A GMP spokesperson said: "We fully understand the heart-breaking effect that Anthony Grainger's death has had on his family and loved ones. We also fully understand that the public inquiry will have been very difficult for them. On behalf of Greater Manchester Police, we offer our condolences to Anthony Grainger's family and to his loved ones.

"We have received the public inquiry report into the death of Anthony Grainger and we are considering the findings of the chairman, HHJ Teague QC.

"In his report, the chairman has made a number of findings which are critical of GMP. The criticisms are wide-ranging and include criticisms of aspects of the planning and preparation of the firearms operation during which Anthony Grainger lost his life on the 3rd March 2012.

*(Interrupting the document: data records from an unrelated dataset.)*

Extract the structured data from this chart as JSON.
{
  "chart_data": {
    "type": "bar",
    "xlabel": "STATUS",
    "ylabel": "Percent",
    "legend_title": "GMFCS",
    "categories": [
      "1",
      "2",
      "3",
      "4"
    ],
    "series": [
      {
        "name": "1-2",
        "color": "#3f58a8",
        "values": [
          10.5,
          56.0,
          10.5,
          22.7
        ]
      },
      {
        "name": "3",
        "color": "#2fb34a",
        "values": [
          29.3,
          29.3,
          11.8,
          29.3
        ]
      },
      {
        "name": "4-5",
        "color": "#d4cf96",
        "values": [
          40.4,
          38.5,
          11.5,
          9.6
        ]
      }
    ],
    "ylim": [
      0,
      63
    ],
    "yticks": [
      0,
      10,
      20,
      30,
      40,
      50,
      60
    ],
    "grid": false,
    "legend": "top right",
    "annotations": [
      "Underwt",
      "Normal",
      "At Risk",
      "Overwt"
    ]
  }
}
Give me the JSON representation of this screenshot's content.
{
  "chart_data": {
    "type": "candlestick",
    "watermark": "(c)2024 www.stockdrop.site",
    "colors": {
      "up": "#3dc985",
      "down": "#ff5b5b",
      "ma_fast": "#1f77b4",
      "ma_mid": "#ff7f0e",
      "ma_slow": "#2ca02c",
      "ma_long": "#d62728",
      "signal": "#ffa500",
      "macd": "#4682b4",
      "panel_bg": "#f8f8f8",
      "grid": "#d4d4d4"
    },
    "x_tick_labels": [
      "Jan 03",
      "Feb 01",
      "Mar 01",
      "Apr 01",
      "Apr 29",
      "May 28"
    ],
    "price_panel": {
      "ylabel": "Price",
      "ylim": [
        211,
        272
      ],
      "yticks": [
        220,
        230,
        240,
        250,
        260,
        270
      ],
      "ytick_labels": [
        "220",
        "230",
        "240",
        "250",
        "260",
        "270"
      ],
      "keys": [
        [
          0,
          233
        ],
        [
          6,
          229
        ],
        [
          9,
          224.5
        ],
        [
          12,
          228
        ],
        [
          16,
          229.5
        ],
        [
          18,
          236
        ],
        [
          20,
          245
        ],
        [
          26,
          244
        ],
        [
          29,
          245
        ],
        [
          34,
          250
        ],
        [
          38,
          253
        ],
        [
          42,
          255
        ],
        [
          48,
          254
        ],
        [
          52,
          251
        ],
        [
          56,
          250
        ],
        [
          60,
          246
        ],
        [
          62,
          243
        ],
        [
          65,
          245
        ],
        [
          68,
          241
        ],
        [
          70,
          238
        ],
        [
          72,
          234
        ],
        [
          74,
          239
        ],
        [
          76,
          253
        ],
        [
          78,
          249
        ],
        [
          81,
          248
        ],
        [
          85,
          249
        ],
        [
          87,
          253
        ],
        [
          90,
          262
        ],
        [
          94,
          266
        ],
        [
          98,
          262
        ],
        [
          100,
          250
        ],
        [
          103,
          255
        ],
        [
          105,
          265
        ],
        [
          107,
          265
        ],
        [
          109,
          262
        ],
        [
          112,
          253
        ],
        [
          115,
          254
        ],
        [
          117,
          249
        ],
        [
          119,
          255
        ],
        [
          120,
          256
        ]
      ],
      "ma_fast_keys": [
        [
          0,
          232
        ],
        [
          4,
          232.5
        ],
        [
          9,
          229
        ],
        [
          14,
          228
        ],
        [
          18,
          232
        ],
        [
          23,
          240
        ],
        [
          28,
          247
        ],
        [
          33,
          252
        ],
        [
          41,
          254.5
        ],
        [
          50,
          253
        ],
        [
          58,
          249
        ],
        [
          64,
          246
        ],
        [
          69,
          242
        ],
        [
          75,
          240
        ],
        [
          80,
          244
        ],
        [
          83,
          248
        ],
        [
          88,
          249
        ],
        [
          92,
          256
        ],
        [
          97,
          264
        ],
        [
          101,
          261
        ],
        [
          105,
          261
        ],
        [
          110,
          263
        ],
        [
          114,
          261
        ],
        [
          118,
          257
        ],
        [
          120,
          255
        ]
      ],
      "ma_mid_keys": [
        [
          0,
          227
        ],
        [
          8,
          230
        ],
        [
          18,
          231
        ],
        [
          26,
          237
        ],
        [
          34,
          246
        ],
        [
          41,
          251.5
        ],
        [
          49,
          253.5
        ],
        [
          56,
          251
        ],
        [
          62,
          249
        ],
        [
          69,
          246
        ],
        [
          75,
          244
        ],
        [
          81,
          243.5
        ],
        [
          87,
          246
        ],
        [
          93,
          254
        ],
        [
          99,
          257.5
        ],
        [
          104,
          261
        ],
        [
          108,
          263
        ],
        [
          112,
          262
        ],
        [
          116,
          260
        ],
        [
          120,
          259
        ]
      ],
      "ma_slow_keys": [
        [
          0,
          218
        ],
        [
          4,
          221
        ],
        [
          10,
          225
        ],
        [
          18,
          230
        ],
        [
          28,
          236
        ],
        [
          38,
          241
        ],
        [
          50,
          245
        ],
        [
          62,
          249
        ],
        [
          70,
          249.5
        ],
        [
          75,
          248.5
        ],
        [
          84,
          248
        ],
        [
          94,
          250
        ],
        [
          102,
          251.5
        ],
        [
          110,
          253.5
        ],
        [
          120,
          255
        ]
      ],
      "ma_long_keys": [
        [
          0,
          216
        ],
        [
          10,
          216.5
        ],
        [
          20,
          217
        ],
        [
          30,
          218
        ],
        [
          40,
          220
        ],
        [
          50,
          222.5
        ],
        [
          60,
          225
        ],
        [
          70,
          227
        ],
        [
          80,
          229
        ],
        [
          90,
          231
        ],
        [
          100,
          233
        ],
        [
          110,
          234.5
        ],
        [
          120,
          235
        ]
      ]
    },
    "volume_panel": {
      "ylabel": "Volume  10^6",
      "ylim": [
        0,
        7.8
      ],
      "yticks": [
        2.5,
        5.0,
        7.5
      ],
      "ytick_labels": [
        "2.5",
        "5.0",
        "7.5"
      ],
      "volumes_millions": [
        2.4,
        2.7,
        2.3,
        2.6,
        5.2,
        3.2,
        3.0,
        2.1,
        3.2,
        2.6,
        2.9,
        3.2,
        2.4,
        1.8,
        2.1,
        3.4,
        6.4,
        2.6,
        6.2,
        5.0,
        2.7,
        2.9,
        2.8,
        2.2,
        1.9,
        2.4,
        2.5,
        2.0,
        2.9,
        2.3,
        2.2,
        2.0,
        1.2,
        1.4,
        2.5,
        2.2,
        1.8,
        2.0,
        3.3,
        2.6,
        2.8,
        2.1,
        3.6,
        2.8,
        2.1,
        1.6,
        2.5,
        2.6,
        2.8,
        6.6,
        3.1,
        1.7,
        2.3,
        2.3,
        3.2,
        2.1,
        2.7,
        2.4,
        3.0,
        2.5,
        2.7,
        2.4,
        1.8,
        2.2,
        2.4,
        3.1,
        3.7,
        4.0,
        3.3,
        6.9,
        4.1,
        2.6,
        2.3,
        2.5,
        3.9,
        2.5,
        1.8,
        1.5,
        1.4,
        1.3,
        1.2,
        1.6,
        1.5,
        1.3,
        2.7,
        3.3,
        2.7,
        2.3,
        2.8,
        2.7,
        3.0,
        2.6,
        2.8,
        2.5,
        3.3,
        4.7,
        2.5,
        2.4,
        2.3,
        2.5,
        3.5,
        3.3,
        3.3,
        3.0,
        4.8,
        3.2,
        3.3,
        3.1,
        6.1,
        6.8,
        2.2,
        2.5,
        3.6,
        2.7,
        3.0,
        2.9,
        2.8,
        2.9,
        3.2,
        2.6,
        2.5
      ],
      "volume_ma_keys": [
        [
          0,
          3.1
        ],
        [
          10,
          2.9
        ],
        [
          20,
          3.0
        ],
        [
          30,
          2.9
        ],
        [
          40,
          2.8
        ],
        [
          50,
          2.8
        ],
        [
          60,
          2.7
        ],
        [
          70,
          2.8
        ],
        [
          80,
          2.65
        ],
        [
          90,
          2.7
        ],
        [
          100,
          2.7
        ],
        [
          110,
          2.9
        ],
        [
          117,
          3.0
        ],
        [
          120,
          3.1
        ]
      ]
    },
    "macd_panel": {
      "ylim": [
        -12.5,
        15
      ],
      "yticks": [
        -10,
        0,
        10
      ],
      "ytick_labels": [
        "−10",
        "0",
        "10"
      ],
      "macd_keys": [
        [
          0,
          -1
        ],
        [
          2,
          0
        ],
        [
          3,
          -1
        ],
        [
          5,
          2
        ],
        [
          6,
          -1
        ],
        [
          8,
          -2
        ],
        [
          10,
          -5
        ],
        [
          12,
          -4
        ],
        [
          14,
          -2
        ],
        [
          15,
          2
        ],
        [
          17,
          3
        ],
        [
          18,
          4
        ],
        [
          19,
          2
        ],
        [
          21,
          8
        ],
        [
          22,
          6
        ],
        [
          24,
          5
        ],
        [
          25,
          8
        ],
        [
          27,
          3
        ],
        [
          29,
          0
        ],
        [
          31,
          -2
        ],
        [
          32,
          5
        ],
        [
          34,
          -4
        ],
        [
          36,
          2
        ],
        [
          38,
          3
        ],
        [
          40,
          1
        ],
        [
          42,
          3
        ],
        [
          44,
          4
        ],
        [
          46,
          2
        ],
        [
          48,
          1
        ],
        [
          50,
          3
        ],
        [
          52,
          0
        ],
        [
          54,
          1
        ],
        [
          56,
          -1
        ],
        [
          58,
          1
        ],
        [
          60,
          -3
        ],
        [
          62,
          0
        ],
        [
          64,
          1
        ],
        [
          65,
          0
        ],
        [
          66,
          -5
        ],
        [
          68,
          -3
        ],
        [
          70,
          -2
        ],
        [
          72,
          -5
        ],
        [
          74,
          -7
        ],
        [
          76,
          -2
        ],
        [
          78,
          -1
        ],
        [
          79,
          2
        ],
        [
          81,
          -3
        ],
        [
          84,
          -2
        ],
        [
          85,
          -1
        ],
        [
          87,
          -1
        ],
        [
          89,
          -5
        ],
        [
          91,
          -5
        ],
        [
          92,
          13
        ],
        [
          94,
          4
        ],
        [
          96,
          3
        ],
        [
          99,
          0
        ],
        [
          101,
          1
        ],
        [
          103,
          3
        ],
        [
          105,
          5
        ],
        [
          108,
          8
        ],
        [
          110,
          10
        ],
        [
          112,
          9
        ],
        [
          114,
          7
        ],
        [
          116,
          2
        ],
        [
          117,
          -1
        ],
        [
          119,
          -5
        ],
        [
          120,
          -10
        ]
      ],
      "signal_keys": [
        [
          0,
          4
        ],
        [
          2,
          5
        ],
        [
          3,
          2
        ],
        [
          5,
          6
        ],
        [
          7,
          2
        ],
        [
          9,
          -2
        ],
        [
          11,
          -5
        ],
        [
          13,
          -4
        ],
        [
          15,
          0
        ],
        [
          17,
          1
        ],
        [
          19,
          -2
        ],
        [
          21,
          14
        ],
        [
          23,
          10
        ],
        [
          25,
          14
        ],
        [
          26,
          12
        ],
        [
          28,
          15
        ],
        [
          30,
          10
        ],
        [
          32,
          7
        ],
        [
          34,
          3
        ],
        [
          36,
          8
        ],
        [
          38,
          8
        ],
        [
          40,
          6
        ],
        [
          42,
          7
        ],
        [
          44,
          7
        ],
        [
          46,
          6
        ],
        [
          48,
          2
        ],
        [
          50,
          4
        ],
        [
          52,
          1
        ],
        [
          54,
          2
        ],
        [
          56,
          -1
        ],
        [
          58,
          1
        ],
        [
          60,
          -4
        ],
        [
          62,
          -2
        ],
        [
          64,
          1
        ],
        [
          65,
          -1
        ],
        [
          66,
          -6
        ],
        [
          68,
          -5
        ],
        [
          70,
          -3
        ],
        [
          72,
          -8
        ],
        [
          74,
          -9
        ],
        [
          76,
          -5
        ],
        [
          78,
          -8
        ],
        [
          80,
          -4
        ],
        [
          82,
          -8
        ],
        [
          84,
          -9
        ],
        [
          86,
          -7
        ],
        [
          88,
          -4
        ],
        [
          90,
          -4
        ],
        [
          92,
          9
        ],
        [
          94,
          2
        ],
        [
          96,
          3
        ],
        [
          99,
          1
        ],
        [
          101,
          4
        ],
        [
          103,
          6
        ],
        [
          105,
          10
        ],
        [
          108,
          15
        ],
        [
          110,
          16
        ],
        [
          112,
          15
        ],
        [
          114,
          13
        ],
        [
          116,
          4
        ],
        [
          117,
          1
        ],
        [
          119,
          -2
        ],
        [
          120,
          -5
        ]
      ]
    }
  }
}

"The force, our commanders, and our officers do not set out on any policing operation with the intention of firearms being discharged. This case was no different and the safety of the public, the subjects of police operations and our officers is, and remains, our absolute priority.

"That being said, we undertake to consider each and every one of the chairman's findings and criticisms with the utmost care, attention and reflection. It is what the public would expect GMP to do in circumstances where criticisms have been made of the planning and preparation of a police operation in which a young man lost his life. It is what GMP will do.

"Working alongside our regional and national partners, we will consider all of the chairman's recommendations to assess what more can be done now, and in the future, to further improve the safety of police firearms operations.

"Many changes have already been made locally, regionally and nationally since the death of Anthony Grainger in 2012, most recently following an independent review conducted by the College of Policing. We will continue to strive to maximise the safety of all policing operations.

"We will not comment any further until we have had an opportunity to read the chairman's report in more detail."